Le clausole di salvaguardia sono delle misure introdotte dopo la crisi del 2011, istituite al fine di preservare il Paese dai vincoli pattuiti con l’Unione Europea relativamente ai bilanci e alle spese da sostenere. Per far fronte ai conti pubblici, l’Italia prevede un aumento automatico dell’Iva, qualora se ne ponga la necessità.
Cosa sono le clausole di salvaguardia e come sono nate
Le clausole di salvaguardia sono vere e proprie norme a tutela dei conti pubblici. Per la prima volta se ne è parlato nell’ormai lontano 1998 ma in realtà il primo utilizzo è stato fatto nel 2011, quando cadeva il governo Berlusconi e l’Italia era a rischio default.

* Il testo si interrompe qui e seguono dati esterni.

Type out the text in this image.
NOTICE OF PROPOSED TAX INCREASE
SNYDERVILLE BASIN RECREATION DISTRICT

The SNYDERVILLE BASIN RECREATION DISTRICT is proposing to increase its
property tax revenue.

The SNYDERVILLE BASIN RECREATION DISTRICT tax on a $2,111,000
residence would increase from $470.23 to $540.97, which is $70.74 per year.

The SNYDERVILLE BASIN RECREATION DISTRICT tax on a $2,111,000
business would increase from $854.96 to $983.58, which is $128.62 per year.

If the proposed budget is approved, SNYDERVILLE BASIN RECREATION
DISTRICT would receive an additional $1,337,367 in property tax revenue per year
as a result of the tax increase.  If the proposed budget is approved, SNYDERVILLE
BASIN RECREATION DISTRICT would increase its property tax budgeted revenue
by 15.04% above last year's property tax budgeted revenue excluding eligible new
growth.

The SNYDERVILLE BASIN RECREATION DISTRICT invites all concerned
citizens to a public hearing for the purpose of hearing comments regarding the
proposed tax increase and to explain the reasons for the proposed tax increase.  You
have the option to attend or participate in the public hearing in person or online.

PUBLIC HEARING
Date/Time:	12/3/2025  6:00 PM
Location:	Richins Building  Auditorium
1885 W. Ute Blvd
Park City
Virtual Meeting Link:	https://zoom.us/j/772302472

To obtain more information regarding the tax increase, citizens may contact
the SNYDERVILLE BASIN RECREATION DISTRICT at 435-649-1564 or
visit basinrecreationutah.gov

Al fine di rassicurare i mercati fu praticata questa manovra correttiva che portò l’aumento dell’Iva dal 20 al 21% con conseguenti step per gli anni a seguire qualora non ci fossero stati i fondi necessari per ripristinare il sistema fiscale del Paese. Mario Monti con il suo governo ha confermato quanto era stato fatto, introducendo un aumento dell’Iva su base triennale.
Nel 2013 con il governo Letta si pone il problema di un ulteriore aumento. A questo punto si decide di passare da 21 a 22% per tamponare sempre quanto accaduto nel 2011. Con questo intervento si chiude il giro della prima clausola istituita per far fronte alla caduta del governo Berlusconi. Nel 2014 però con la legge di Stabilità, viene creata una nuova clausola a garanzia di un impegno pubblico, dal nome tax expenditures. La stessa viene poi ereditata dal governo Renzi che decide di abrogarla e coprire le spese, entrando in deficit.
Allora, viene istituita la terza clausola, quella ancora in vigore. La legge di stabilità del 2015 ha portato la necessità di aumentare l’Iva di un punto nel 2017 e mezzo punto nel 2018. Renzi però modifica la clausola, come i suoi successori Gentiloni e Conte. Arriva poi il momento del governo attuale, M5S-Lega, totalmente in deficit, che non ha coperture reale per 12.5 miliardi.
Cosa prevedono le clausole di salvaguardia
Queste norme sono state create per stabilire una sorta di ‘pagherò’ al fine di aumentare le entrate fiscali. Tuttavia negli anni hanno subito svariate modifiche per impedirne di fatto l’entrata in vigore. Le clausole prevedono una variazione automatica di alcune voci e tasse, sono finalizzate a salvaguardare determinati obiettivi di finanza pubblica e prevedono l’incremento del gettito. Il loro fine ultimo è perseguire una maggiore entrata in tempi brevi. Introdotte dal governo Berlusconi con il decreto-legge n. 98 come tagli alle detrazioni fiscali sono poi state modificate da Monti che ha determinato l’aumento dell’Iva.
I governi a seguire hanno dovuto fare i conti con questa realtà, cercando di impedirne l’entrata in vigore per non tassare ulteriormente i cittadini. Le clausole per il 2019 e 2020 sono state parzialmente sterilizzate, tuttavia risultano ancora attive: aumento dell’IVA a decorrere dal 2020, aumento dell’aliquota sul carburante (per produrre 350 milioni di euro dal 2020). L’effetto complessivo dovrebbe totalmente coprire entro il 2021 quanto dovuto dall’Italia.
Quando dovrebbero scattare le clausole di salvaguardia: le prospettive per l’Italia
L’Italia attualmente è in deficit e dovrebbe stanziare 12.5 miliardi di euro per risanare i debiti. Quando è stata approvata la legge di bilancio 2019, una delle discussioni principali riguardava proprio le clausole e gli scatti d’Iva. L’Italia, per evitare un aumento, avrebbe dovuto versare quanto dovuto ma questo non è stato fatto. Il rischio quindi è che il prossimo anno l’Iva possa passare dal 22% attuale al 25,2% e quella ridotta dal 10% al 13% a meno che il governo Conte non riesca a trovare 23.1 miliardi di euro entro il 2020.
Qualora questo scenario si verifichi il problema diventerebbe enorme per gli italiani e l’economia, l’Iva così alta abbasserebbe immediatamente tutti i consumi e l’economia subirebbe un danno senza eguali. Sarà quasi impossibile per l’Italia evitare l’aumento dell’Iva. Aver deciso di non farlo quest’anno non pone alcuna soluzione ma aumenta solo il carico che avverrà tutto insieme. Questo porterà oltre all’aumento dell’Iva anche tagli netti ad agevolazioni e benefit con un effetto decisivo per i consumatori in primis e per le casse dello Stato.